Vous trouvez que, en inversant le sens de quelques rues, le maire Luc Ferrandez a transformé le Plateau-Mont-Royal en enfer sur terre? Pourtant, des villes comme Zurich, Bordeaux, Stockholm ou Copenhague font la vie autrement plus dure aux automobilistes. Surprise: les gens en redemandent. Mais attention. Tout est dans la manière.

Depuis une vingtaine d'années, la ville de Zurich a tout fait pour dissuader ses habitants de prendre leur auto pour se rendre au centre-ville. De nouveaux feux de circulation ont poussé le long de voies de moins en moins rapides. Les conducteurs de tramway peuvent les faire virer au vert, ce qui ralentit encore la circulation.

La Ville a aussi éliminé les passages piétonniers souterrains, qui laissaient la voie libre aux autos. Elle a fait la guerre aux parkings, transformé des voies rapides en coquettes promenades et imposé une limite de 30 km/h dans les quartiers centraux. L'automobile n'y règne plus en maître sur les cyclistes et les piétons.

Dimanche, les Zurichois ont été appelés par référendum à approuver la nouvelle phase de ce virage vert. D'ici à quelques années, la limite de 30 km sera étendue à tout le centre-ville. En une décennie, la place du «char» dans les transports urbains passera de 36 à 26%.

Êtes-vous d'accord avec cet objectif? a demandé la Ville à ses habitants.
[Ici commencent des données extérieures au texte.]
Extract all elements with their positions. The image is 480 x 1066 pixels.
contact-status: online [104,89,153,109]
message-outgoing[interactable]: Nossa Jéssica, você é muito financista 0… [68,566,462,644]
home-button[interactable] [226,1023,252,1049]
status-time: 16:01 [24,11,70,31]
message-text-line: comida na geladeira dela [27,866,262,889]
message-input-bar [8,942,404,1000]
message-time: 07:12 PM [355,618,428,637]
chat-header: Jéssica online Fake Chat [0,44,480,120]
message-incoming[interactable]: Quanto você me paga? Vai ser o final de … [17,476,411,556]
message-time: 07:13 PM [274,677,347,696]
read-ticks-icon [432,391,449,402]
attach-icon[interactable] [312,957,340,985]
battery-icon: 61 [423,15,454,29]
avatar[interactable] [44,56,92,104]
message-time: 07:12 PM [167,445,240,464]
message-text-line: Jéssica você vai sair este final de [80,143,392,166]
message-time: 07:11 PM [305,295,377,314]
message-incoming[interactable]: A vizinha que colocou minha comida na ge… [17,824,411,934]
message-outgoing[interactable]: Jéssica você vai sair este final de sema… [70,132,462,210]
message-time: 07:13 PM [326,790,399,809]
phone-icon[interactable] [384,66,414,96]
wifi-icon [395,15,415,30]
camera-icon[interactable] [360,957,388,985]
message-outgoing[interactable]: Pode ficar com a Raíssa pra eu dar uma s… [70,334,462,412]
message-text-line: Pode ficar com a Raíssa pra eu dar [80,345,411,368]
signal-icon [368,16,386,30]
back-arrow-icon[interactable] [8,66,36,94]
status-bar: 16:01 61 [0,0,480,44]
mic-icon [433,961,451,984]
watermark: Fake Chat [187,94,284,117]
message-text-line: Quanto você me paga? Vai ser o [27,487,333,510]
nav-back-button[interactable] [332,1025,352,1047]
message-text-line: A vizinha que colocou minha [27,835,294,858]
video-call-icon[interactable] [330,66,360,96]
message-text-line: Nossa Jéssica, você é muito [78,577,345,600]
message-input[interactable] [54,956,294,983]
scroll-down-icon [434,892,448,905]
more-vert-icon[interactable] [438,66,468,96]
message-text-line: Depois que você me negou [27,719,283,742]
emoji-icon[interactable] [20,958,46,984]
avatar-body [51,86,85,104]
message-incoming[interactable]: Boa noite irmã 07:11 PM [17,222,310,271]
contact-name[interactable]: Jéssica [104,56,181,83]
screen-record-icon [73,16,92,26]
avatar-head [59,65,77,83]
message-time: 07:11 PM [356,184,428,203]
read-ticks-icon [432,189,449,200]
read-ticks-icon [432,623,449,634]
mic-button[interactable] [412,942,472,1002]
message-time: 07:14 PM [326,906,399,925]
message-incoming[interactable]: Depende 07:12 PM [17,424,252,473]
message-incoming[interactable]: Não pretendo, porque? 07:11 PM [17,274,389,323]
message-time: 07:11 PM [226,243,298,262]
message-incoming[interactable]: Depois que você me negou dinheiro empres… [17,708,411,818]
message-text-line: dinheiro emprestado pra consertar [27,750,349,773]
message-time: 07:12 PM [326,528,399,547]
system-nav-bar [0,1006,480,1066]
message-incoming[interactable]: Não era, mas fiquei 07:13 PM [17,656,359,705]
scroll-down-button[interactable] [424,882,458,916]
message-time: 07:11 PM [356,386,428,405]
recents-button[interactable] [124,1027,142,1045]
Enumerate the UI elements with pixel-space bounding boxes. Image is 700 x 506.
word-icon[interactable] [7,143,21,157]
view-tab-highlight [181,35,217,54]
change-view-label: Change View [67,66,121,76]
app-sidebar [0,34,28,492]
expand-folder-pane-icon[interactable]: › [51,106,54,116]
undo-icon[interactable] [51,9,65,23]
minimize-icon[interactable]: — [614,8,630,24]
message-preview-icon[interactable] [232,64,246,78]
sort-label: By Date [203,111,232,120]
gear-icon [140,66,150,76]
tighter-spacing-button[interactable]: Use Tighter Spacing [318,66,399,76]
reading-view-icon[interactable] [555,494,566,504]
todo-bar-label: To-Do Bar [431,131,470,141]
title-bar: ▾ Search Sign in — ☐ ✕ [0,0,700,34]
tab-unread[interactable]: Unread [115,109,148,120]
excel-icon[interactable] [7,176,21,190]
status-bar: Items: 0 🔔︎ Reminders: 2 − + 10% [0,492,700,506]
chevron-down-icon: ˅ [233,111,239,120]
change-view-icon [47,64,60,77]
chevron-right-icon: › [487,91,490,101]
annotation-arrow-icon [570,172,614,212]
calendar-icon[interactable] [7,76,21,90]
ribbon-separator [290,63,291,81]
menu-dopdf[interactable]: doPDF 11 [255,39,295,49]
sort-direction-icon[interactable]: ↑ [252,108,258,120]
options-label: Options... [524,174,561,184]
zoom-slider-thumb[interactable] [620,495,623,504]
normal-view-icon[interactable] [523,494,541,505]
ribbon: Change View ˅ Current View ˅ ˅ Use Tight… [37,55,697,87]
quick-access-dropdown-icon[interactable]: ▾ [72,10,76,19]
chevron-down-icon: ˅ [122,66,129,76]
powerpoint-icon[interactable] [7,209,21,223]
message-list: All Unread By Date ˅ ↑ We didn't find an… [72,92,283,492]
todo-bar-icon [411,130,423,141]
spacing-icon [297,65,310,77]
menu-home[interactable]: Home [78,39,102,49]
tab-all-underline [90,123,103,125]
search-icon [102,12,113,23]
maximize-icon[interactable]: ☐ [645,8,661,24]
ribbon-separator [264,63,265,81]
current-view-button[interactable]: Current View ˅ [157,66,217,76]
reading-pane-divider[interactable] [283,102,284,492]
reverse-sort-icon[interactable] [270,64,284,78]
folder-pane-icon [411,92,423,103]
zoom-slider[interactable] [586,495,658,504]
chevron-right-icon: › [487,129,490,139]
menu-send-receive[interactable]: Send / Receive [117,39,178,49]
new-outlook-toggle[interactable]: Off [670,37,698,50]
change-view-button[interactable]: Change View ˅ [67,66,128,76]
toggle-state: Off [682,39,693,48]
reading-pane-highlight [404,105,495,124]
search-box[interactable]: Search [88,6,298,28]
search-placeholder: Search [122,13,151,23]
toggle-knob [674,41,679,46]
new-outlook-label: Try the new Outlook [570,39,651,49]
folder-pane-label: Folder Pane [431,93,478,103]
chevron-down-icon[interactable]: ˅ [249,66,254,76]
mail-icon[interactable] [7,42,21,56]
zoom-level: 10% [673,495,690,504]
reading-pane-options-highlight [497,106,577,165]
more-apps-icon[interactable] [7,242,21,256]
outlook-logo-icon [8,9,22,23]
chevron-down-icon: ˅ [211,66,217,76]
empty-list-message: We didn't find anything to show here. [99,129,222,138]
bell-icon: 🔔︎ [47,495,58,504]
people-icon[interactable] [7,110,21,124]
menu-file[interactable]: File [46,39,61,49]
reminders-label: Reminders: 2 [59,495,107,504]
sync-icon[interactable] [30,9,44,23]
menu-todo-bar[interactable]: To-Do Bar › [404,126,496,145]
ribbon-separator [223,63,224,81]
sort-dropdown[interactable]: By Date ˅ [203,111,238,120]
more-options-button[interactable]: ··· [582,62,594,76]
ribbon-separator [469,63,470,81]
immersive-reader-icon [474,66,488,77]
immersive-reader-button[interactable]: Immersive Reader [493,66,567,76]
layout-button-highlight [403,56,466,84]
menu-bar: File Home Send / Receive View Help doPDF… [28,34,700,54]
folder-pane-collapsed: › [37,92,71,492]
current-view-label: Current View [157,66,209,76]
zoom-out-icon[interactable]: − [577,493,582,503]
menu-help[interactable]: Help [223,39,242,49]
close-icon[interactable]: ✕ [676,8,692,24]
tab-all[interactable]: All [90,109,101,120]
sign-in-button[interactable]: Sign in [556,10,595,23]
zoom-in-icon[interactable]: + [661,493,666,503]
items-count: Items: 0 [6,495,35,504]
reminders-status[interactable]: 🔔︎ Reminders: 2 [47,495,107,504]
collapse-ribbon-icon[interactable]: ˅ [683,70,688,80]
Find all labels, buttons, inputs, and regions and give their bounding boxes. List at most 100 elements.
La vaste majorité a répondu oui.

Comment a-t-on fait pour faire passer la pilule? Les automobilistes zurichois sont-ils masochistes au point de vouloir souffrir davantage? Pas vraiment. Le secret de Zurich, c'est que les responsables n'ont pas fait que manier le bâton pour chasser les autos. Ils avaient aussi une carotte. Le nouveau réseau de tramways figure «parmi les plus modernes de la planète», selon Walter Hook, de l'Institute for Transports and Development, à New York.

Autrement dit, de plus en plus de Zurichois ont laissé leur auto au garage pour prendre le tram. Et ils ont aimé ça.

La révolution de Bordeaux

C'est aussi un projet de tramway qui a lancé le virage vert amorcé par Bordeaux en l'an 2000. Trois lignes de tramway, totalisant 44 km, convergent aujourd'hui vers le centre-ville. Une trentaine de kilomètres seront ajoutés d'ici à quelques années.
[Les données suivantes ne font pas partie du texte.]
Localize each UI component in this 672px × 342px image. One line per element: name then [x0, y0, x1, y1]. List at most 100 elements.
Pendant trois ans, le centre-ville de Bordeaux a été transformé en vaste chantier qui a causé bien des grincements de dents. «C'étaient des travaux gigantesques, les gens ont râlé, mais aujourd'hui, si on demandait aux Bordelais de revenir à l'époque d'avant le tramway, il n'y en aurait pas beaucoup pour dire oui», dit Benoît Lasserre, directeur régional du quotidien Sud-Ouest.

Il faut dire que, parallèlement au tramway, la ville s'est refait une beauté. Elle a ravalé ses façades noircies et piétonnisé une grande partie de son centre-ville. Les voies rapides le long de la Garonne ont été réaménagées en promenades. La place Pey-Berland, en plein coeur du centre-ville, était autrefois tellement encombrée d'automobiles qu'il était presque impossible de la traverser à pied. Aujourd'hui, elle est le royaume des habitants et des touristes qui viennent admirer sa cathédrale.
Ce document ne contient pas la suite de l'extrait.